A bladder scanner is a painless test that uses high-frequency sound waves transmitted via a transducer to make a virtual 3D image of your bladder, and the amount of PVR retained in your bladder. The bladder scanner sends sound waves with a frequency above the limit of human hearing into the bladder area, producing images that are measured and documented on a computer for examination and analysis. The images show the internal soft tissues of the bladder and other related organs when necessary.
For diagnostic purposes, a different approach is used depending on the organ that needs scanning. For example, higher frequencies are used for external organs such as bladders, breasts, and muscles, while lower frequencies are used in examining deep structures like the kidney and the liver.
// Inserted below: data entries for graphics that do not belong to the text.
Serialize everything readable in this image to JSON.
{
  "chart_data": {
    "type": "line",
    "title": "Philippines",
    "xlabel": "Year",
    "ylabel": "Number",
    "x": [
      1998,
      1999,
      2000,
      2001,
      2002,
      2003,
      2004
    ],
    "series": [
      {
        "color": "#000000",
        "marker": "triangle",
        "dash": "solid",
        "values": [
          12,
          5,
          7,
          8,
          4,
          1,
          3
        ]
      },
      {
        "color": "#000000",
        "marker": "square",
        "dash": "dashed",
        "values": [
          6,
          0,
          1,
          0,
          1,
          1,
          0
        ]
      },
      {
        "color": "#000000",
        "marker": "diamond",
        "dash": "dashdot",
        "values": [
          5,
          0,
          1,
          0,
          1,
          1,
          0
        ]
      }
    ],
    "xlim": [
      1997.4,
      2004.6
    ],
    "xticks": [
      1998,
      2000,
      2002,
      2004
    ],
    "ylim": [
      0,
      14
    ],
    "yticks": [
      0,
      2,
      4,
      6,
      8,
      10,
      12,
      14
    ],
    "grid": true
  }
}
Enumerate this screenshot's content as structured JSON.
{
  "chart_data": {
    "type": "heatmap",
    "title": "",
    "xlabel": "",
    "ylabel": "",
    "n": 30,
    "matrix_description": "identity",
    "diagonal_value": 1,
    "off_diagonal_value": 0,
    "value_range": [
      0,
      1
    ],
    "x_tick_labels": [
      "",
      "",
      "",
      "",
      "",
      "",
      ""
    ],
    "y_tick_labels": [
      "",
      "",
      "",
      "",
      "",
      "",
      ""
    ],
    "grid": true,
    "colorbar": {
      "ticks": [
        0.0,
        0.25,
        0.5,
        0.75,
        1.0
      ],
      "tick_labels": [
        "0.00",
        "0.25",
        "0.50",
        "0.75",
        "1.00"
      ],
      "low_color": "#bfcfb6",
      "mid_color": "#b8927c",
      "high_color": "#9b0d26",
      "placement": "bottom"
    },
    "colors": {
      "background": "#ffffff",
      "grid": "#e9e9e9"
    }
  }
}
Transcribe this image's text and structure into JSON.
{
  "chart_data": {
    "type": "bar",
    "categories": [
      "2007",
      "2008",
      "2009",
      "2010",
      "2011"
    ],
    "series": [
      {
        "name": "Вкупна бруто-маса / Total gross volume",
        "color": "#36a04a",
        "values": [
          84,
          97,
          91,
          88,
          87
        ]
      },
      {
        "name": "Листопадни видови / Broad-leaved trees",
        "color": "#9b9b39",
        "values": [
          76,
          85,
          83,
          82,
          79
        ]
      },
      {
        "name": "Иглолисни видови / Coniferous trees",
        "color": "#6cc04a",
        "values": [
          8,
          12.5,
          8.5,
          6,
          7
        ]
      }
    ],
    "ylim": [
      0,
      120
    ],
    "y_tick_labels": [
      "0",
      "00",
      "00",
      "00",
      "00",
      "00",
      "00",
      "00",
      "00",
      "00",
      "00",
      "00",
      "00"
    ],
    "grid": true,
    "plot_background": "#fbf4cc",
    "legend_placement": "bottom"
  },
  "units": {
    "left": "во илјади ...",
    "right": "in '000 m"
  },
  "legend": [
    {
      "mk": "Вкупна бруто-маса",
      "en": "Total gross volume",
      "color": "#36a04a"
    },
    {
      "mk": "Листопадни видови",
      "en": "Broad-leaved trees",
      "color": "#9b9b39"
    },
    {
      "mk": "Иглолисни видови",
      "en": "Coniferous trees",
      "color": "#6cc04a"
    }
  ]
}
Different types of transducers are available in the market, and each piece determines the type of procedure you will conduct. All bladder scanners have a transducer or probe. This is the core part of the device that mainly produces the sound waves that make the whole signal transmission viable. The critical component of every probe is the piezoelectric crystal, as it generates and receives an ultrasound wave through the use of electromagnetic current.
If you’re about to get this kind of procedure, no strict regimen like fasting is prescribed before the actual proceeding. The exam is executed as you lay on your back. The appropriate mode of the bladder scanner must be selected by the medical expert who, depends on whether the patient is a man, a woman, or a child. Afterward, your nurse will apply a large amount of scanning gel about an inch above your pubic bone; and the transducer will be pointed down between your navel and pubic bone. In this part, you will feel the vibration emitted by the transducer. Once the whole procedure is completed, an image of your bladder, including the amount of PVR retained in it, if there’s any, and the images of the signals that have been measured during the procedure will be registered on the computer.